Here's the procedure:
- Make sure that you have this browser extension installed in Chrome, which will allow you to easily read the results from the API.
- @Urbanecm_WMF will list 60 random articles from fr, en, vi, ar, cs, and bn in this spreadsheet. They will be articles that have at least one link recommendation.
- For each article, open the article up and open up its API link to receive its recommendations. List how many recommendations there are in the "links suggested" column. @Urbanecm_WMF will prepopulate the API links in the spreadsheet, but this is the link to the API for your reference.
- Look at each recommendation and decide whether you would choose "Yes" or "No". This judgment should be based both on whether that word or phrase should be a link and whether the link target is the right article to which it should be linked.
- In the spreadsheet, enter how many recommendations were given for the article and how many you would choose "Yes".
- Also enter whether the article is "short", "medium", or "long", according to your judgment.
- Add any notes or issues that you saw.

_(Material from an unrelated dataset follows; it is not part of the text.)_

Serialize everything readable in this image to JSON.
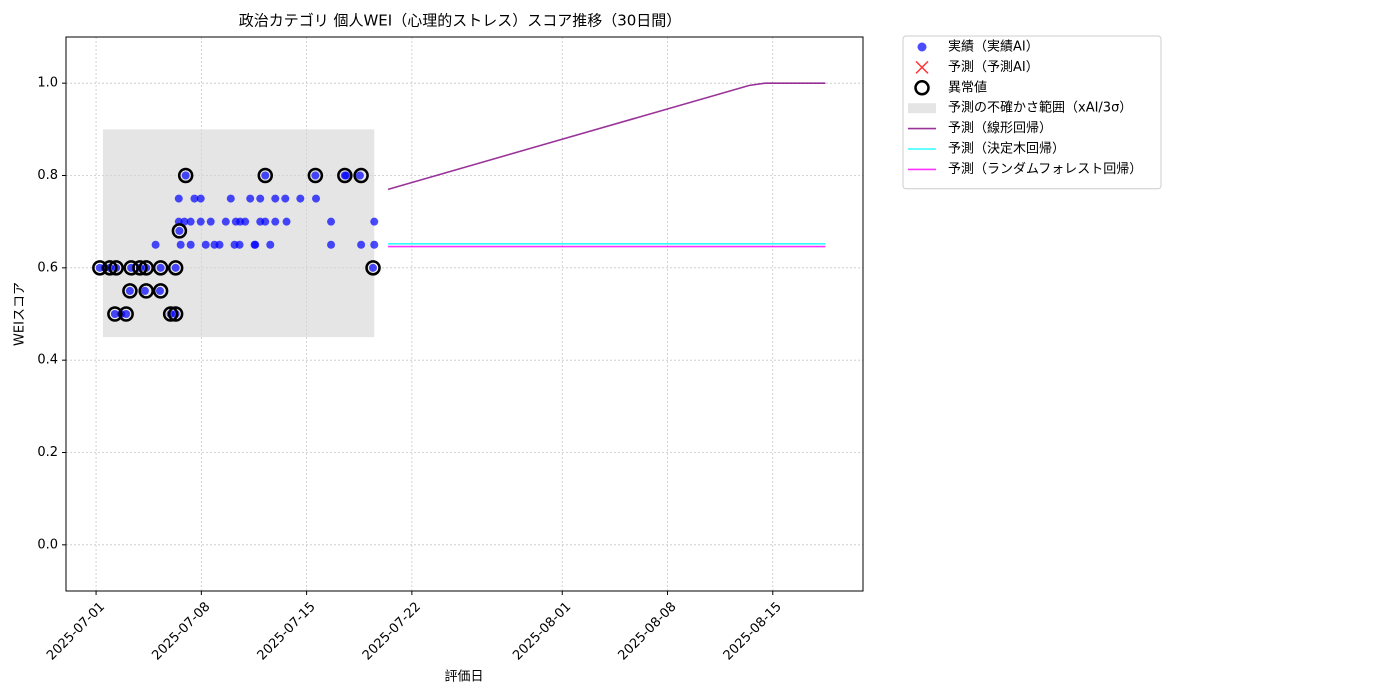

Example of things to note are: clear reasons why the algorithm was wrong (e.g. "Suggests a link in the middle of a longer song title"), or if the algorithm recommends a link after that word's first occurrence in the article, or if it suggests linking to a disambiguation page.
Other notes:
- If the article in the list is a disambiguation page, just cross it out and leave a note. Do not evaluate these, because we won't be recommending disambiguation pages to users.
- Take a brief look at the "context before" and "context after" fields from the API. These are meant to be the characters occurring immediately before and after the link text, which are to help the feature highlight the text in production. Check that these strings are not broken. This seems especially possible in non-Latin languages, like Arabic and Bengali.
- If you see any general patterns, e.g. the "context before" and "context after" fields are always broken, please explain that with examples in a comment on this task.